ULYSSES pp. 116-133 “Aeolus”

By BRENDAN

One of the things I love about Ulysses is the familiarity of it. To have so many connections to a text written nearly a century ago is remarkable. Last month, I walked down Sackville Street (now O’Connell Street, named for Daniel, who got a mention in the Hades episode). I passed the General Post Office, mentioned on the first page of Ulysses and scene of significant events in 1916. I walked to Parnell Street, named for the fallen hero who haunts Joyce’s work, and around to Middle Abbey Street, location of the Freeman’s Journal offices. Where Nelson’s Pillar once stood, there’s now a Spire, in the shadow of which a new transport system, the Luas, shuttles passengers to some of those places mentioned in Aeolus.

Outside of this familiarity, I find Aeolus a difficult episode.
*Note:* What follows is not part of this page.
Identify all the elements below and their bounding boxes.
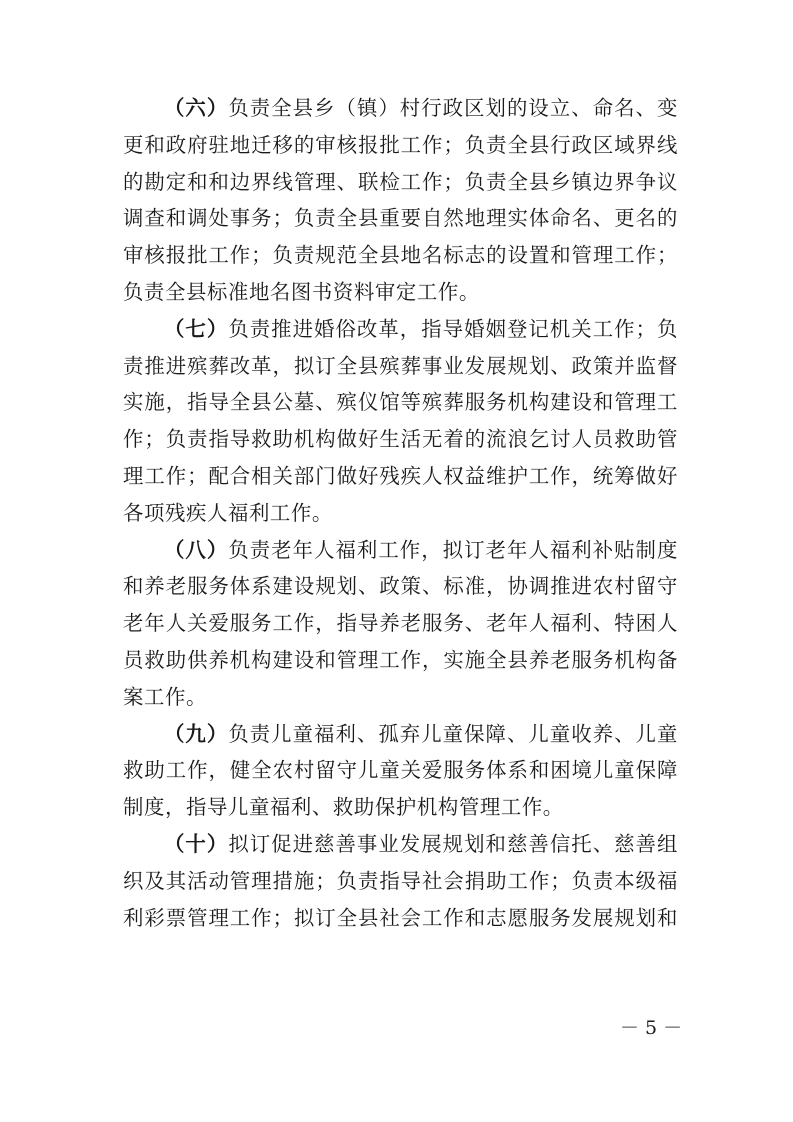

The objective voice takes us away from the humantity of the characters. For the first time (and not the last), the narrative seems to be obscured by the device. While I find some of the headlines humorous, they do get in the way and are often unrelated to the paragraphs they head.

Some helpful background to this episode, unrestrained by Twitter’s 140-character limit:

This episode has two parts: Bloom in the newspaper office, and then the other funeral attendees, talking in a pub. Remember, in the Homeric Aeolus, Odysseus is given a bag full of wind that might push him in the wrong direction. He gets blown off course. This episode is about machinery and wind. The wind of oratory, of political byperbole. Everyone’s a windbag. It’s noon, the funeral is over, and Bloom has work to do. It turns out to be more difficult than expected to secure Keyes’s ad Bloom wil have to go to the National Library to track the Keyes image down (in the Scylla and Charybdis episode). You’ll see again that Bloom is not exactly respected by his peers. Stephen Dedalus will show up at the same place as Bloom but not at the same time. And there’ll be a lot of talking, much of it about Irish history. It’s also helpful to be aware that the Weekly Freeman and Evening Telegraph are in the same building.

I love Joyce’s playful way with language though he is sometimes too self indulgent. The reversal of this line, representing the reversing Trams, seems to me a stroke of genius: “Grossbooted draymen rolled barrels dullthudding out of Prince’s stores and bumped them up on the brewery float. On the brewery float bumped dullthudding barrels rolled by grossbooted draymen out of Prince’s stores.”